宋史卷二百七十 列傳第二十九 劇可久

出自と経歴

  • 劇可久、字は尚賢、涿州范陽の人。沈毅方正で法令に明るく、馮道・趙鳳と友であった。後唐同光初年、鳳の推薦により徐州司法に補せられ、能吏として聞こえ大理評事に召され緋を賜り、年を越えて大理正に遷ったが、獄治を誤って登州司戸に降格、赦により著作郎に召された。後晋に仕え殿中少監・太子右諭徳・大理少卿を歴任し金紫を賜る。後晋高祖の崩御の際、可久は病告中にあり国哀に赴かなかったことを有司に糾弾され免官されたが、まもなく復官し大理卿に遷る。
  • 後周広順初年、太僕卿に改められ、再び大理卿となる。鄭州の民李思美の妻が夫が私に塩を鬻いだ罪は死に当たらないと御史台に訴えたが、判官の楊瑛が大辟に処していた事件で、有司が瑛を摂治すると瑛は罪を認めたため可久は瑛の断罪を失入として三等減じ徒二年半とした。宰相の王□は瑛を殺そうとし可久に「死者は生き返らない。瑛が人を枉げ殺したのを許せようか」と迫ったが、可久はますます議を固持し瑛は死を免れた。これにより□の意に忤い太僕卿に改められ西京分司となった。

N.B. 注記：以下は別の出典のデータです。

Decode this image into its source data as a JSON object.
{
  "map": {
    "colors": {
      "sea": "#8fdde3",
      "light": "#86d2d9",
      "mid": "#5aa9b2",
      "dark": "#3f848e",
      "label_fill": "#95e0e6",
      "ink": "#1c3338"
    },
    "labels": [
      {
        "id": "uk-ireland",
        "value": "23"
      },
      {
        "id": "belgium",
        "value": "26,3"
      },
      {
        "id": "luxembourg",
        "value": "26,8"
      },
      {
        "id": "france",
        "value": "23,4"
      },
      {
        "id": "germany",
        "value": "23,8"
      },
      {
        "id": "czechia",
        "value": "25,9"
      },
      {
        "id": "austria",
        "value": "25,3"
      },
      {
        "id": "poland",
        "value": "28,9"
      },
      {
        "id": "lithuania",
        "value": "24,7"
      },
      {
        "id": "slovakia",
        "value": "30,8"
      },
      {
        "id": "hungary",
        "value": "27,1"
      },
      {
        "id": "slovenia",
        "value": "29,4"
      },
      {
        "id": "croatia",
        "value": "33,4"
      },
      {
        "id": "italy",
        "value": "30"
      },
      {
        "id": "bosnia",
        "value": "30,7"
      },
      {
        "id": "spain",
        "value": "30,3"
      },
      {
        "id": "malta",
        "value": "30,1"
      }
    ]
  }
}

  • 顕徳三(956)年、推薦した官が贓罪を犯したことで可久も連座停任、翌年再び起用され右庶子となる。世宗は刑書が古く条目が繁細で検討しにくいこと、前後の勅格も互いに矛盾し詳審しがたいことから律令の刪定を命じ、中書門下が「刑法は人を御する銜勒であり弊を救う斧斤であって、堯舜の世でもこれなくして治まることはできない。朝廷が用いる律十二巻・律疏三十巻・式二十巻・令三十巻・開成格十巻・大中統疏十二巻、後唐以来の編勅三十二巻などは、律令が文辞古質で解しがたく、格勅は条目が繁多で疑いを生じやすい。これを画一の規に整えるべき」として、侍御史知雑事の張湜・太子右庶子の劇可久・殿中侍御史の率汀・職方郎中の鄧守中・倉部郎中の王瑩・司封員外郎の賈玼・太常博士の趙礪・国子博士の李光贊・大理正の蘇曉・太子中允の王伸ら十人に新格の編集を命じた。令のうち難解なものは注釈を加え、格勅の繁雑なものは事に随って刪削し、矛盾や軽重の失するものはすべて改正し、畢れば御史台・尚書省四品以上および両省五品以上の官が参詳し中書門下に送って議定することとした。
  • 湜らは都省に集議し刪定を進め、大官が供膳を供した。五(958)年、書が成り、凡そ三十巻、名づけて『刑統』とし、宰相は天下に頒ち律疏・令式とともに行うことを請うた。可久は再び大理卿を拝し、建隆三(962)年、告老し光禄卿に改められ致仕、七十七歳で卒した。可久は廷尉(大理)に四十年在り、用法は平允で仁恕をもって称された。